Im Nordirak tobt ein Religionskrieg

9. August 2014 in Chronik


Islamistische Terrorgruppe betreibt Völkermord an Andersgläubigen


Mossul (kath.net/idea) Im Nordirak tobt ein Religionskrieg. Durch den Vormarsch der sunnitisch-extremistischen Terrorgruppe „Islamischer Staat“ (IS) droht ein Völkermord an Andersgläubigen – vor allem an Christen, Jesiden und gemäßigten Muslimen. Rund eine halbe Million Menschen sind auf der Flucht.

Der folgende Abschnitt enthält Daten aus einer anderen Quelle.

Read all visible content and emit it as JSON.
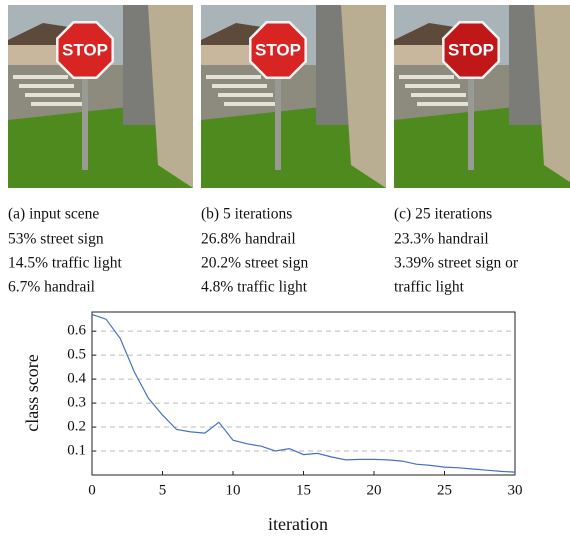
{
  "panels": [
    {
      "sign_text": "STOP",
      "caption": "(a) input scene",
      "predictions": [
        "53% street sign",
        "14.5% traffic light",
        "6.7% handrail"
      ]
    },
    {
      "sign_text": "STOP",
      "caption": "(b) 5 iterations",
      "predictions": [
        "26.8% handrail",
        "20.2% street sign",
        "4.8% traffic light"
      ]
    },
    {
      "sign_text": "STOP",
      "caption": "(c) 25 iterations",
      "predictions": [
        "23.3% handrail",
        "3.39% street sign or",
        "traffic light"
      ]
    }
  ],
  "chart_data": {
    "type": "line",
    "xlabel": "iteration",
    "ylabel": "class score",
    "x": [
      0,
      1,
      2,
      3,
      4,
      5,
      6,
      7,
      8,
      9,
      10,
      11,
      12,
      13,
      14,
      15,
      16,
      17,
      18,
      19,
      20,
      21,
      22,
      23,
      24,
      25,
      26,
      27,
      28,
      29,
      30
    ],
    "values": [
      0.67,
      0.65,
      0.57,
      0.43,
      0.32,
      0.25,
      0.19,
      0.18,
      0.175,
      0.22,
      0.145,
      0.13,
      0.12,
      0.1,
      0.11,
      0.085,
      0.09,
      0.075,
      0.063,
      0.065,
      0.065,
      0.063,
      0.058,
      0.045,
      0.04,
      0.033,
      0.03,
      0.025,
      0.02,
      0.015,
      0.012
    ],
    "color": "#4472c4",
    "xlim": [
      0,
      30
    ],
    "xticks": [
      0,
      5,
      10,
      15,
      20,
      25,
      30
    ],
    "ylim": [
      0,
      0.68
    ],
    "yticks": [
      0.1,
      0.2,
      0.3,
      0.4,
      0.5,
      0.6
    ],
    "grid": true
  }
}
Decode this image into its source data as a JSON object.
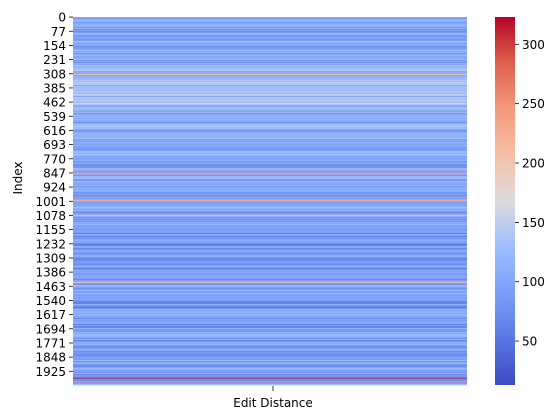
{
  "chart_data": {
    "type": "heatmap",
    "title": "",
    "xlabel": "Edit Distance",
    "ylabel": "Index",
    "columns": [
      "Edit Distance"
    ],
    "row_count": 2000,
    "y_ticks": [
      "0",
      "77",
      "154",
      "231",
      "308",
      "385",
      "462",
      "539",
      "616",
      "693",
      "770",
      "847",
      "924",
      "1001",
      "1078",
      "1155",
      "1232",
      "1309",
      "1386",
      "1463",
      "1540",
      "1617",
      "1694",
      "1771",
      "1848",
      "1925"
    ],
    "y_tick_values": [
      0,
      77,
      154,
      231,
      308,
      385,
      462,
      539,
      616,
      693,
      770,
      847,
      924,
      1001,
      1078,
      1155,
      1232,
      1309,
      1386,
      1463,
      1540,
      1617,
      1694,
      1771,
      1848,
      1925
    ],
    "colorbar": {
      "colormap": "coolwarm",
      "range": [
        13,
        323
      ],
      "ticks": [
        50,
        100,
        150,
        200,
        250,
        300
      ],
      "tick_labels": [
        "50",
        "100",
        "150",
        "200",
        "250",
        "300"
      ]
    },
    "value_profile": {
      "description_free": true,
      "segments": [
        {
          "start": 0,
          "end": 120,
          "typical": 95
        },
        {
          "start": 120,
          "end": 260,
          "typical": 100
        },
        {
          "start": 260,
          "end": 480,
          "typical": 130
        },
        {
          "start": 480,
          "end": 620,
          "typical": 110
        },
        {
          "start": 620,
          "end": 880,
          "typical": 105
        },
        {
          "start": 880,
          "end": 1100,
          "typical": 100
        },
        {
          "start": 1100,
          "end": 1300,
          "typical": 85
        },
        {
          "start": 1300,
          "end": 1500,
          "typical": 95
        },
        {
          "start": 1500,
          "end": 1700,
          "typical": 90
        },
        {
          "start": 1700,
          "end": 2000,
          "typical": 100
        }
      ],
      "notable_rows": [
        {
          "index": 312,
          "value": 200
        },
        {
          "index": 847,
          "value": 250
        },
        {
          "index": 870,
          "value": 240
        },
        {
          "index": 996,
          "value": 230
        },
        {
          "index": 1078,
          "value": 215
        },
        {
          "index": 1440,
          "value": 200
        },
        {
          "index": 1960,
          "value": 323
        },
        {
          "index": 1980,
          "value": 230
        }
      ]
    }
  }
}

Etwa 200.000 Jesiden sind in das Sinjar-Gebirge geflohen. Mehr als 100.000 Christen wurden aus ihren Zufluchtsorten in der Ninive-Ebene vertrieben, in der sie vor der Eroberung der Stadt Mossul durch die IS-Kämpfer geflohen waren. IS hat im Nordirak ein Kalifat ausgerufen, in dem die Terrorgruppe das islamische Religionsgesetz, die Scharia, mit brutaler Gewalt durchsetzt.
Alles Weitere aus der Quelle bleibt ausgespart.